If the weather is nice on St. Patrick’s Day we might go for a short beach walk before returning home with the kids to my parents house for a traditional dinner of cabbage, bacon and mashed potato with real Irish butter. In times past, our Donegal granda always loved to stop in the local village pub for a few drinks on the way home. He might have a few bottles of Guinness and a few Irish whiskey’s up at the counter where he loved to chat with the bar owner and locals. Being a witty yarn teller of funny true stories, he was very popular. While holding court, he would buy us some crisps and a fizzy soft drink to keep us happy! With no mobile phones or large screen TVs I can remember being amazed at the frenetic volume of so many people in one small pub, chatting, laughing and joking with one another through a haze of tobacco smoke.

Darby O’Gill seemed to be screened on the TV each year every St. Patrick’s Day in the 80’s when I was growing up and both young and old loved watching it, again and again. Sean Connery aka James Bond, looked very young in the movie. In more modern times one of our favourite family rituals is to watch the national TV news on RTE at 6pm. After the main news of the day they always show an extended special review of dozens of parades around Ireland and abroad.
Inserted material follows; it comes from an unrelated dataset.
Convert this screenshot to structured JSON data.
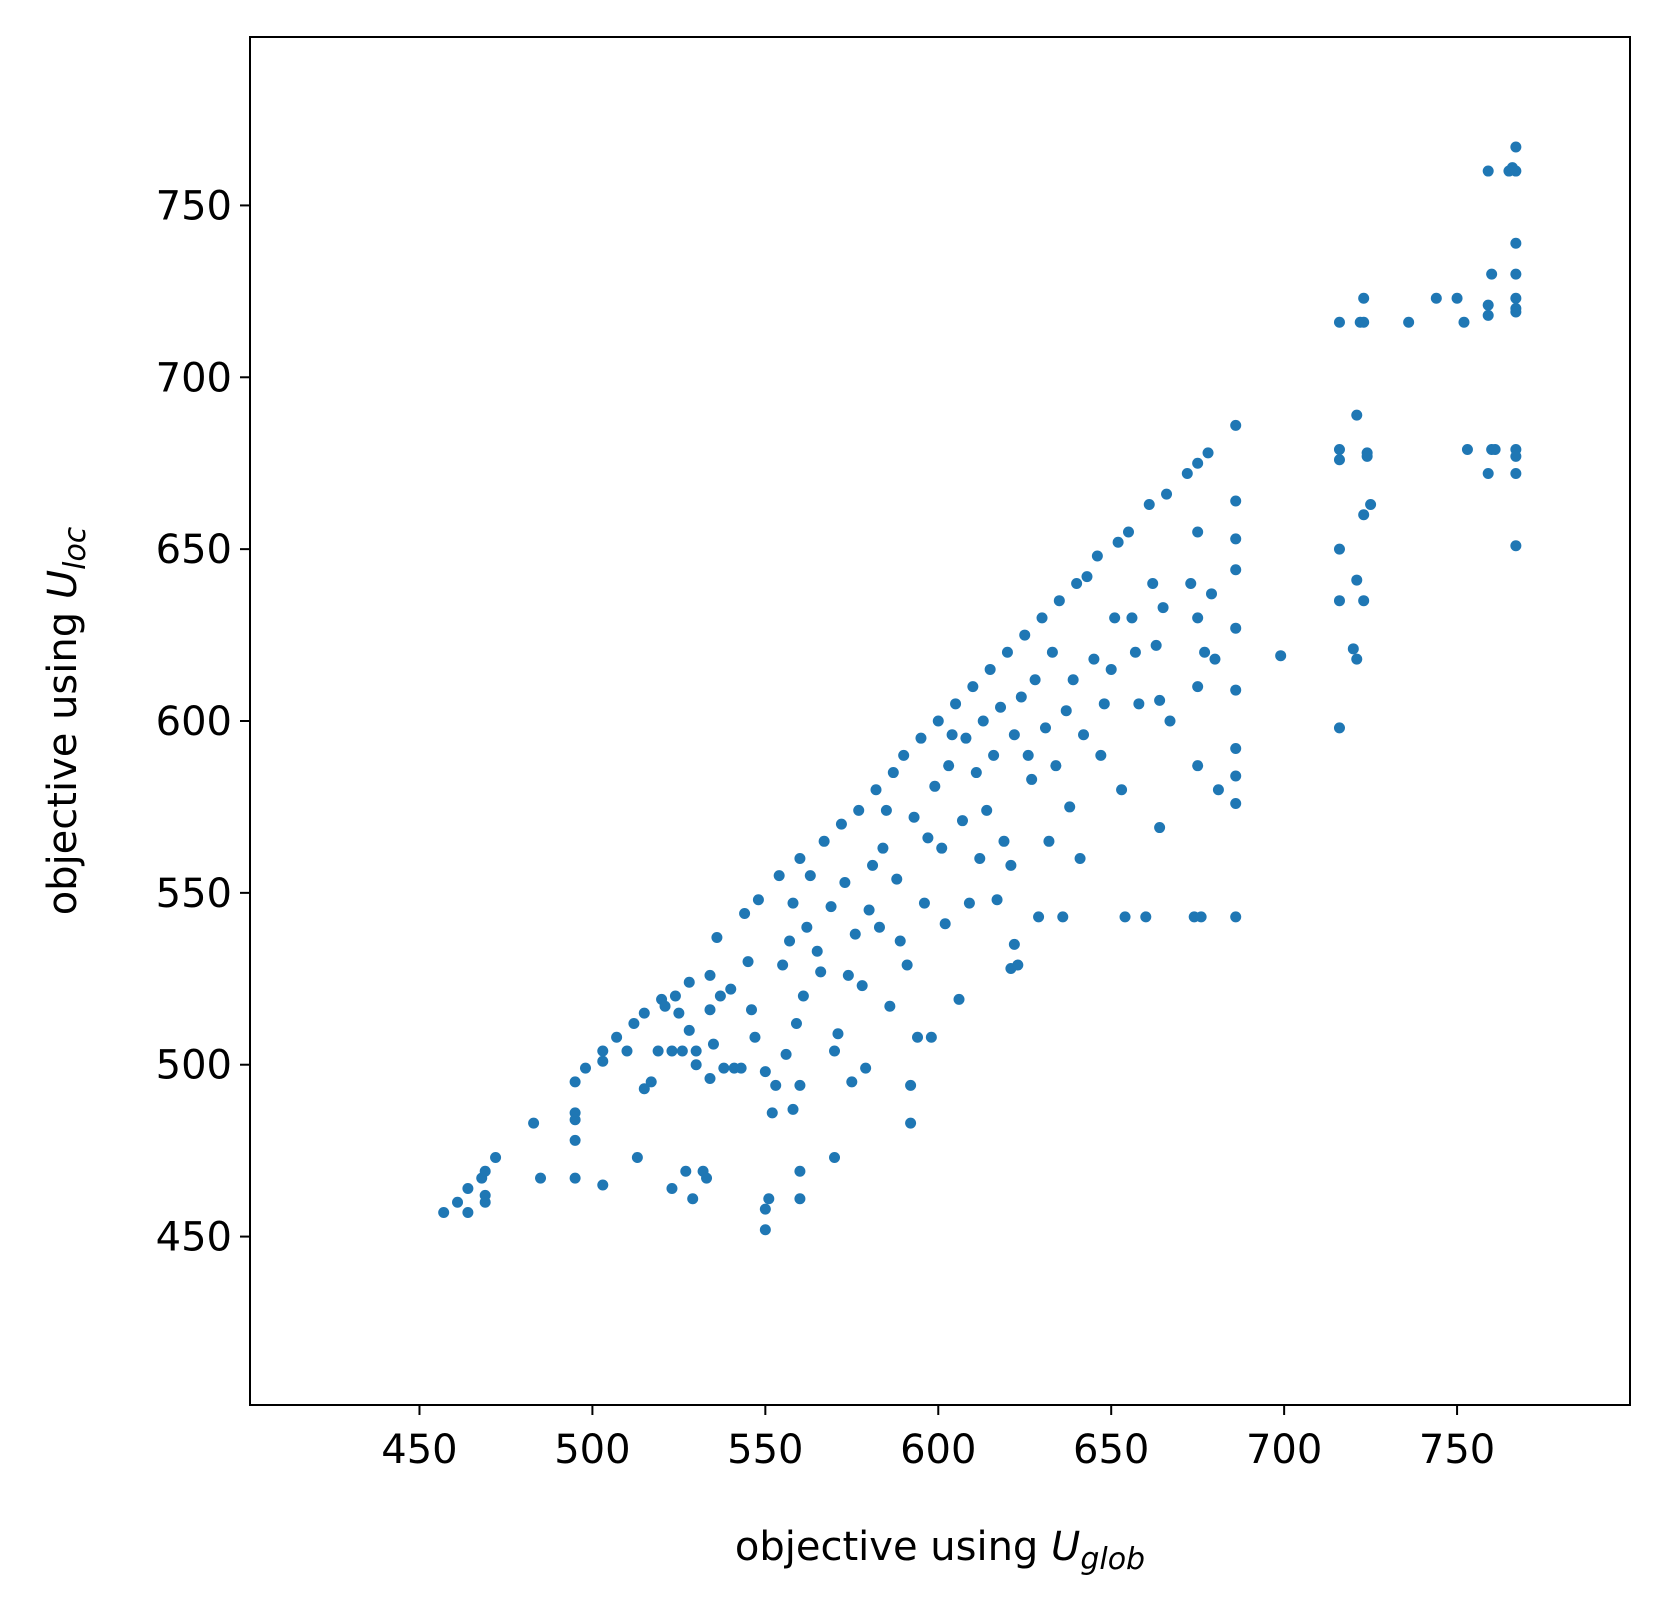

It’s great to see the variety of parades covered from a small village parade in rural Roscommon with less than a hundred people in attendance, to the huge parades in New York and Chicago where the river is dyed an emerald green colour. The biggest national St. Patrick’s Day parade is held in Dublin which is a spectacularly colourful carnival-style parade reguarly attended by half a million people.

Wherever you plan to celebrate St. Patrick’s Day this year may it be a day full of good fun!